Essa é a história. - concluiu baixando a cabeça. Marcos continuou em pé ao lado da cama olhando-a. Seu coração batia apressado e suas mãos estavam fechadas em punho. Nunca em sua vida controlou tanta raiva como naquele momento. Em silêncio ele saiu. Elise ergueu a cabeça quando notou sua ausência e caiu num choro convulsivo. Marcos caminhou enfurecidamente até seu escritório e esmurrou várias vezes a mesa até suas mãos sangrarem. Jogou alguns objetos no chão contendo um grito de frustração. Rolar sofreu as maiores atrocidades sem que ele pudesse fazer nada. Esse Sebastian já era seu maior inimigo na terra. Elise... No fundo ele sabia que algo terrível havia acontecido com ela, mas jamais imaginou que aquela menina doce e justa pudesse ter sofrido tantas humilhações. Agora ele entendia seu medo dos homens. Ela conheceu os piores deles. Exausto com a tentativa vã de extravasar seu ódio ele se deixou cair no meio da sala e colocou a cabeça entre as mãos em lágrimas. Elise esperou a crise de choro passar e com muita dificuldade se levantou. O quadro onde se encontrava não tinha banheiro então lentamente e se apoiando nas paredes ela foi até o banheiro mais próximo. Passou um tempo contemplando seu reflexo triste e após lavar o rosto decidiu tomar um banho de chuveiro. Saiu do banheiro se sentindo renovada e voltou ao quarto. Marcos não apareceu e ela aceitou que ele não viria mais. Seu medo em lhe contar a verdade era encarar seu desprezo. Ela sabia que aconteceria e mesmo com o coração em frangalhos aceitaria sua triste realidade. Marcos saiu do banho com sangue nos olhos, mas ainda se sentindo um desgraçado. Vestiu-se com esmero e seguiu pelo corredor. Sua vontade era ver Elise, mas hesitou e seguiu em frente. Sam estava sentado do lado de fora lendo e após o analisa-lo lhe entregou as chaves. Marcos sabia que Sam sempre conseguia lê-lo com muita facilidade, mas uma palavra qualquer poderia ajuda-lo. Irritado ele entrou. Coral estava encolhida num canto rezando e se levantou assim que o viu. Havia medo em seu rosto, mas ela o ergueu altiva.
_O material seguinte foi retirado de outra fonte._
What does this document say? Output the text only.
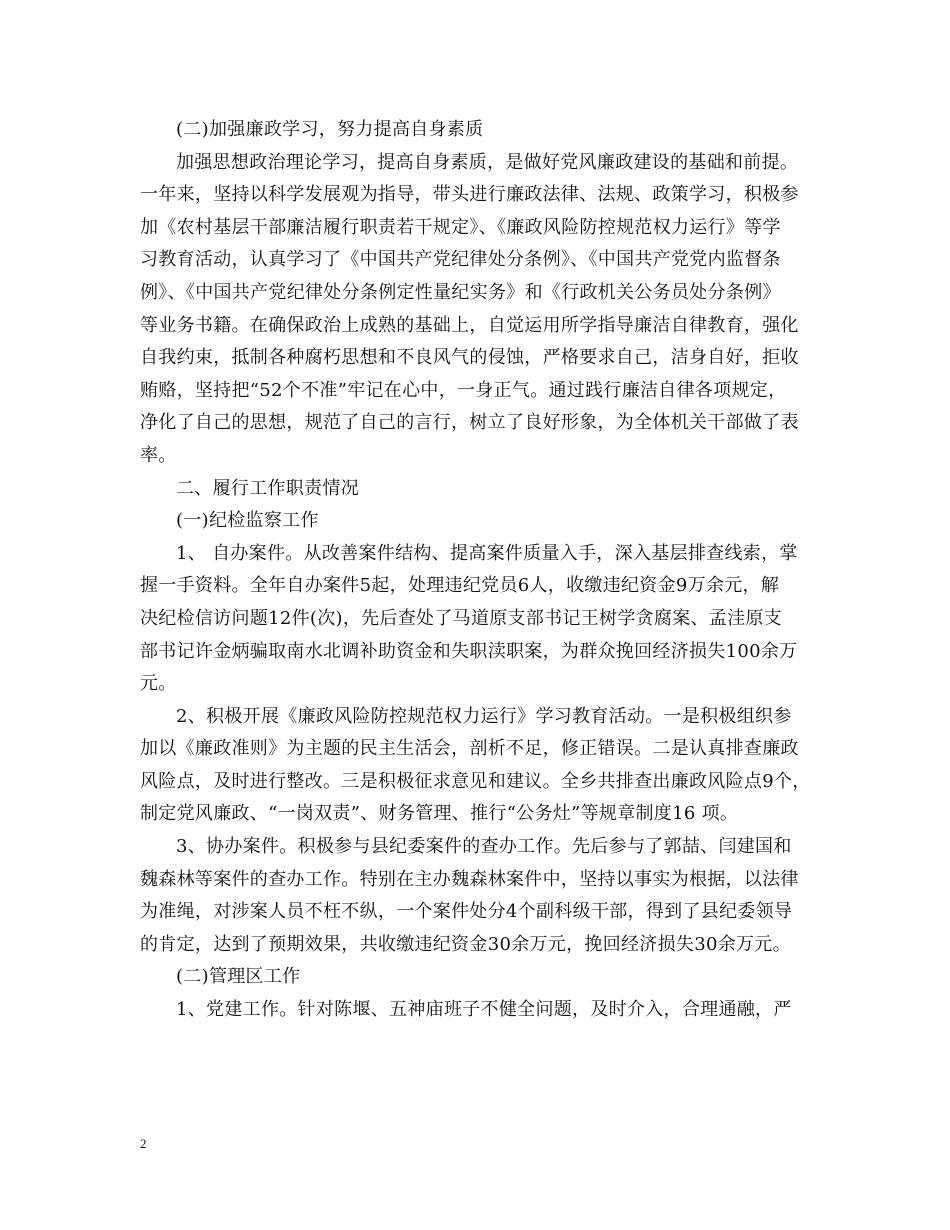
(二)加强廉政学习，努力提高自身素质

加强思想政治理论学习，提高自身素质，是做好党风廉政建设的基础和前提。
一年来，坚持以科学发展观为指导，带头进行廉政法律、法规、政策学习，积极参
加《农村基层干部廉洁履行职责若干规定》、《廉政风险防控规范权力运行》等学
习教育活动，认真学习了《中国共产党纪律处分条例》、《中国共产党党内监督条
例》、《中国共产党纪律处分条例定性量纪实务》和《行政机关公务员处分条例》
等业务书籍。在确保政治上成熟的基础上，自觉运用所学指导廉洁自律教育，强化
自我约束，抵制各种腐朽思想和不良风气的侵蚀，严格要求自己，洁身自好，拒收
贿赂，坚持把“52个不准”牢记在心中，一身正气。通过践行廉洁自律各项规定，
净化了自己的思想，规范了自己的言行，树立了良好形象，为全体机关干部做了表
率。

二、履行工作职责情况

(一)纪检监察工作

1、 自办案件。从改善案件结构、提高案件质量入手，深入基层排查线索，掌
握一手资料。全年自办案件5起，处理违纪党员6人，收缴违纪资金9万余元，解
决纪检信访问题12件(次)，先后查处了马道原支部书记王树学贪腐案、孟洼原支
部书记许金炳骗取南水北调补助资金和失职渎职案，为群众挽回经济损失100余万
元。

2、积极开展《廉政风险防控规范权力运行》学习教育活动。一是积极组织参
加以《廉政准则》为主题的民主生活会，剖析不足，修正错误。二是认真排查廉政
风险点，及时进行整改。三是积极征求意见和建议。全乡共排查出廉政风险点9个，
制定党风廉政、“一岗双责”、财务管理、推行“公务灶”等规章制度16 项。

3、协办案件。积极参与县纪委案件的查办工作。先后参与了郭喆、闫建国和
魏森林等案件的查办工作。特别在主办魏森林案件中，坚持以事实为根据，以法律
为准绳，对涉案人员不枉不纵，一个案件处分4个副科级干部，得到了县纪委领导
的肯定，达到了预期效果，共收缴违纪资金30余万元，挽回经济损失30余万元。

(二)管理区工作

1、党建工作。针对陈堰、五神庙班子不健全问题，及时介入，合理通融，严

2
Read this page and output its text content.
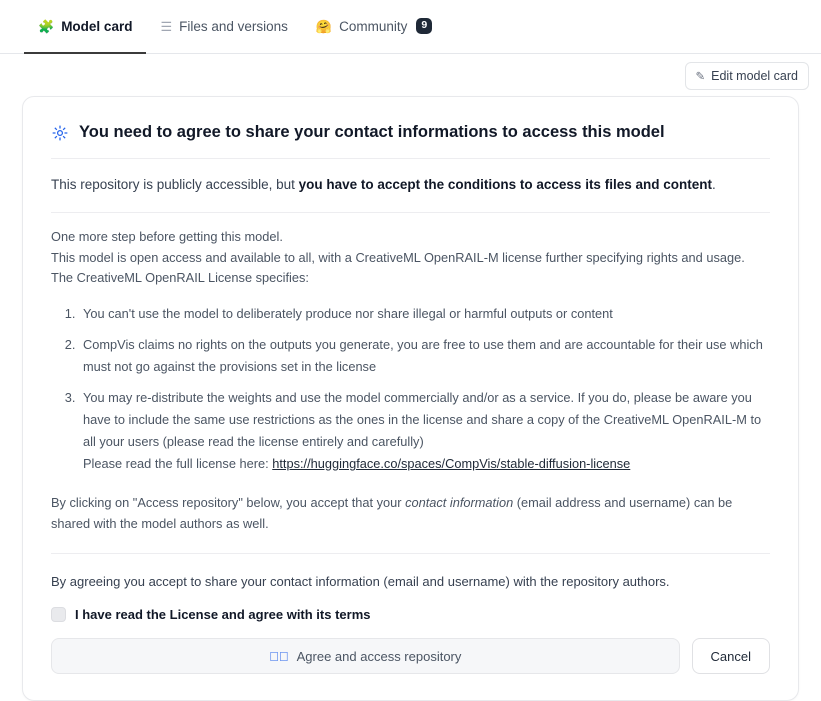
🧩 Model card ☰ Files and versions 🤗 Community	9
✎ Edit model card
You need to agree to share your contact informations to access this model

This repository is publicly accessible, but you have to accept the conditions to access its files and content.

One more step before getting this model.

This model is open access and available to all, with a CreativeML OpenRAIL-M license further specifying rights and usage.

The CreativeML OpenRAIL License specifies:

1. You can't use the model to deliberately produce nor share illegal or harmful outputs or content
2. CompVis claims no rights on the outputs you generate, you are free to use them and are accountable for their use which must not go against the provisions set in the license
3. You may re-distribute the weights and use the model commercially and/or as a service. If you do, please be aware you have to include the same use restrictions as the ones in the license and share a copy of the CreativeML OpenRAIL-M to all your users (please read the license entirely and carefully)
Please read the full license here: https://huggingface.co/spaces/CompVis/stable-diffusion-license

By clicking on "Access repository" below, you accept that your contact information (email address and username) can be shared with the model authors as well.

By agreeing you accept to share your contact information (email and username) with the repository authors.

I have read the License and agree with its terms
✓⃝ Agree and access repository	Cancel
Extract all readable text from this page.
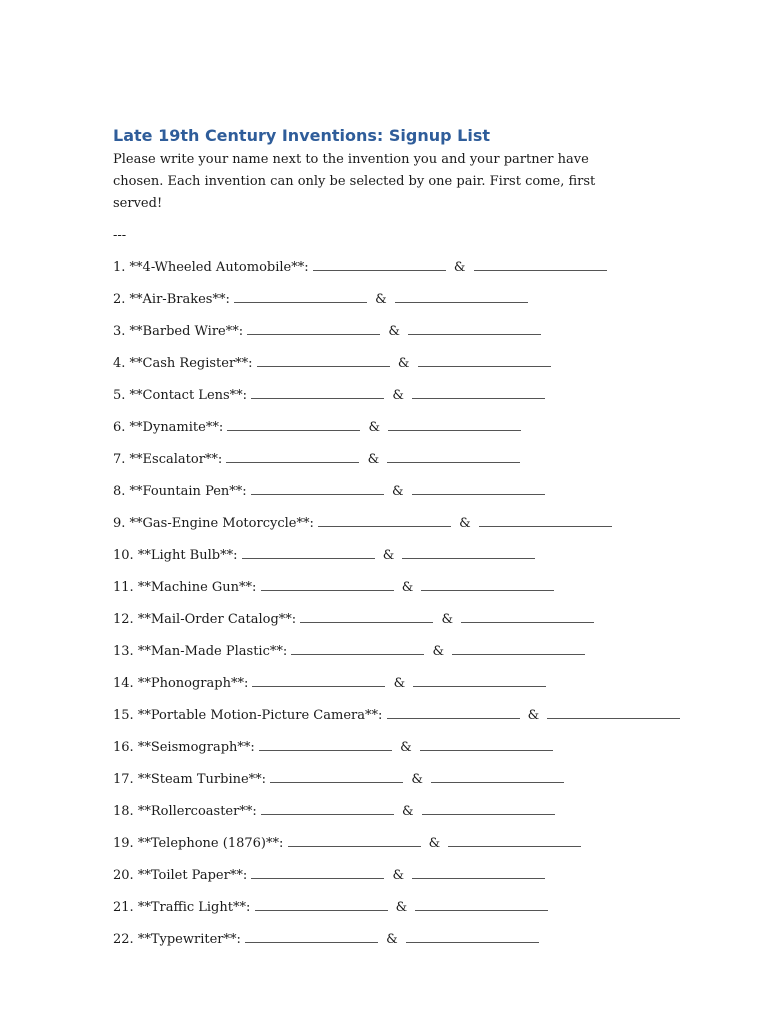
Late 19th Century Inventions: Signup List

Please write your name next to the invention you and your partner have chosen. Each invention can only be selected by one pair. First come, first served!

---
1. **4-Wheeled Automobile**:	&
2. **Air-Brakes**:	&
3. **Barbed Wire**:	&
4. **Cash Register**:	&
5. **Contact Lens**:	&
6. **Dynamite**:	&
7. **Escalator**:	&
8. **Fountain Pen**:	&
9. **Gas-Engine Motorcycle**:	&
10. **Light Bulb**:	&
11. **Machine Gun**:	&
12. **Mail-Order Catalog**:	&
13. **Man-Made Plastic**:	&
14. **Phonograph**:	&
15. **Portable Motion-Picture Camera**:	&
16. **Seismograph**:	&
17. **Steam Turbine**:	&
18. **Rollercoaster**:	&
19. **Telephone (1876)**:	&
20. **Toilet Paper**:	&
21. **Traffic Light**:	&
22. **Typewriter**:	&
-Então você é uma traidora. - ponderou encarando-a enquanto ela balançava a cabeça negativamente.
-Não senhor... Eu juro. Tenho ajudado vocês desde que chegaram eu...
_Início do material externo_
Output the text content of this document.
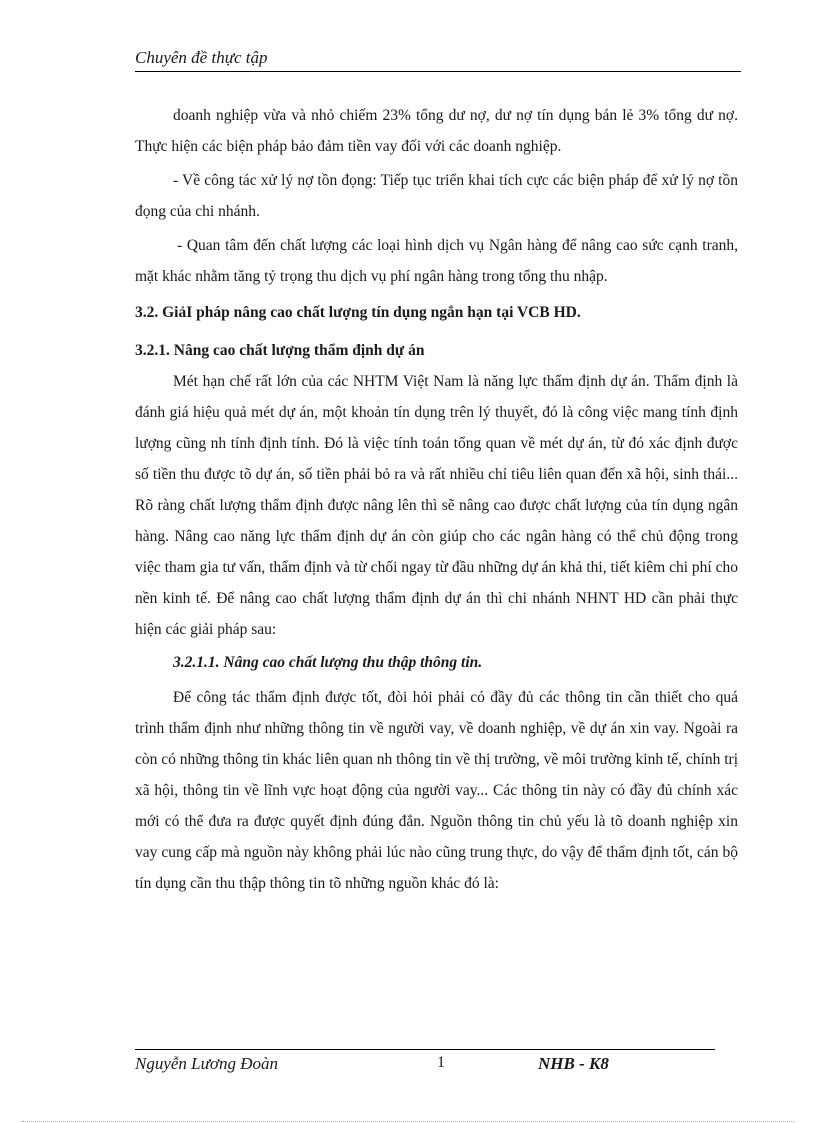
Chuyên đề thực tập

doanh nghiệp vừa và nhỏ chiếm 23% tổng dư nợ, dư nợ tín dụng bán lẻ 3% tổng dư nợ. Thực hiện các biện pháp bảo đảm tiền vay đối với các doanh nghiệp.

- Về công tác xử lý nợ tồn đọng: Tiếp tục triển khai tích cực các biện pháp để xử lý nợ tồn đọng của chi nhánh.

- Quan tâm đến chất lượng các loại hình dịch vụ Ngân hàng để nâng cao sức cạnh tranh, mặt khác nhằm tăng tỷ trọng thu dịch vụ phí ngân hàng trong tổng thu nhập.

3.2. GiảI pháp nâng cao chất lượng tín dụng ngắn hạn tại VCB HD.
3.2.1. Nâng cao chất lượng thẩm định dự án

Mét hạn chế rất lớn của các NHTM Việt Nam là năng lực thẩm định dự án. Thẩm định là đánh giá hiệu quả mét dự án, một khoản tín dụng trên lý thuyết, đó là công việc mang tính định lượng cũng nh tính định tính. Đó là việc tính toán tổng quan về mét dự án, từ đó xác định được số tiền thu được tõ dự án, số tiền phải bỏ ra và rất nhiều chỉ tiêu liên quan đến xã hội, sinh thái... Rõ ràng chất lượng thẩm định được nâng lên thì sẽ nâng cao được chất lượng của tín dụng ngân hàng. Nâng cao năng lực thẩm định dự án còn giúp cho các ngân hàng có thể chủ động trong việc tham gia tư vấn, thẩm định và từ chối ngay từ đầu những dự án khả thi, tiết kiêm chi phí cho nền kinh tế. Để nâng cao chất lượng thẩm định dự án thì chi nhánh NHNT HD cần phải thực hiện các giải pháp sau:

3.2.1.1. Nâng cao chất lượng thu thập thông tin.

Để công tác thẩm định được tốt, đòi hỏi phải có đầy đủ các thông tin cần thiết cho quá trình thẩm định như những thông tin về người vay, về doanh nghiệp, về dự án xin vay. Ngoài ra còn có những thông tin khác liên quan nh thông tin về thị trường, về môi trường kinh tế, chính trị xã hội, thông tin về lĩnh vực hoạt động của người vay... Các thông tin này có đầy đủ chính xác mới có thể đưa ra được quyết định đúng đắn. Nguồn thông tin chủ yếu là tõ doanh nghiệp xin vay cung cấp mà nguồn này không phải lúc nào cũng trung thực, do vậy để thẩm định tốt, cán bộ tín dụng cần thu thập thông tin tõ những nguồn khác đó là:

Nguyễn Lương Đoàn	1	NHB - K8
-Chega. Você é uma nômade Coral e conhece ervas de todas as espécies. Elise foi envenenada e você é a resposta mais óbvia. - acusou.
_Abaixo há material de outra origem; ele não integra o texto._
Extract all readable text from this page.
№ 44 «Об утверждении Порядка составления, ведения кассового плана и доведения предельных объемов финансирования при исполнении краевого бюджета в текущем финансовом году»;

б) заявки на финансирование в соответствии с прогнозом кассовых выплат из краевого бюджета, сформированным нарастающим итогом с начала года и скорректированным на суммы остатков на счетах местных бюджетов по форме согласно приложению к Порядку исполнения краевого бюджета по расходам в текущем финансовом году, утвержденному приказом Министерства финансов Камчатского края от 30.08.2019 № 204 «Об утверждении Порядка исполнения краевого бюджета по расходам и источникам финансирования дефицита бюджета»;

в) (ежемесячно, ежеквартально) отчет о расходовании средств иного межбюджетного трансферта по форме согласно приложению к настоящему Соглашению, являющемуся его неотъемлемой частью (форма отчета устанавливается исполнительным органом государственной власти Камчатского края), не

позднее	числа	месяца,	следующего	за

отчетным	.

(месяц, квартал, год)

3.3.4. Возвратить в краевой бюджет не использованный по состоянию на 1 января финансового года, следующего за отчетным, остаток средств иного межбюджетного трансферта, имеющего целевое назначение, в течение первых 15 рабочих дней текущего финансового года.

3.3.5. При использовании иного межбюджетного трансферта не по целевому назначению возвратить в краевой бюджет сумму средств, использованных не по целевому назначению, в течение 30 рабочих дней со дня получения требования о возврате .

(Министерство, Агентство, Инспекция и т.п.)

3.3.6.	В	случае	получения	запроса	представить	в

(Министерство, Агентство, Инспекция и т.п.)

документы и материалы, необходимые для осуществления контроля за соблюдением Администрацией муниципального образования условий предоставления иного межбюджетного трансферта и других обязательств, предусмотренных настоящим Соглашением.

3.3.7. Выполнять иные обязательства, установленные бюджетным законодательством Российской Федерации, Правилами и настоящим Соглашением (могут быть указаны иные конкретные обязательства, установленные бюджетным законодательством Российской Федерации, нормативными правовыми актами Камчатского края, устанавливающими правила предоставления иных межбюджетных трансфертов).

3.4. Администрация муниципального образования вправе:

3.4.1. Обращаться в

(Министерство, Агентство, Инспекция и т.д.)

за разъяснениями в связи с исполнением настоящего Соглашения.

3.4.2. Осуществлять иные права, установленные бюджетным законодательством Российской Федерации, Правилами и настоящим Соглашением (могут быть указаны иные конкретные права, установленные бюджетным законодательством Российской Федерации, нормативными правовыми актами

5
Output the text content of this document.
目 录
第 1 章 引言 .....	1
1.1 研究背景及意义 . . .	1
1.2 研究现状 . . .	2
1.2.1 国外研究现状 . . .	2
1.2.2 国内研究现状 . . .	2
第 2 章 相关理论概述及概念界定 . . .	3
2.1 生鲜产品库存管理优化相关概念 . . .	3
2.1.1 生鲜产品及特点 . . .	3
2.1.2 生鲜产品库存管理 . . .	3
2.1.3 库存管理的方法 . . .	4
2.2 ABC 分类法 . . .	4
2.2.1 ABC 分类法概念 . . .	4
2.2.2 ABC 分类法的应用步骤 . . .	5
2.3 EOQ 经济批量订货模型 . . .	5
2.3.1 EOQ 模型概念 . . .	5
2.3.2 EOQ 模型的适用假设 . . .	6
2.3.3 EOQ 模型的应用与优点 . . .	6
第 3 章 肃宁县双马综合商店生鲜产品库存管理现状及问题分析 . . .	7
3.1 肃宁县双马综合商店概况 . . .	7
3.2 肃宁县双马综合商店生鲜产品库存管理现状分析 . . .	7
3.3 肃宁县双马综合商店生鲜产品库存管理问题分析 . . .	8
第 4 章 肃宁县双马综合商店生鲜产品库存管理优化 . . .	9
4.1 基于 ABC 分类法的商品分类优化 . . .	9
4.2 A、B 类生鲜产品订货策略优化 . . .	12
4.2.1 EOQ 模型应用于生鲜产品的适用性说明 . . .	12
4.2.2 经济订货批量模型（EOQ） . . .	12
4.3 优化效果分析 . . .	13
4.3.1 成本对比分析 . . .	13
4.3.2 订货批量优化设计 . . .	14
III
-Óbvia demais não acha? A senhorita Elise salvou minha vida eu jamais faria mal a ela. - respondeu serena. -E porque a ela senhor? Se eu poderia ter envenenado o senhor...
-Eu não sei... Mas por enquanto você ficará aqui. - respondeu voltando para a porta. -E reze para você não ter nada haver com isso.
-E os meus filhos? – inquiriu chorosa.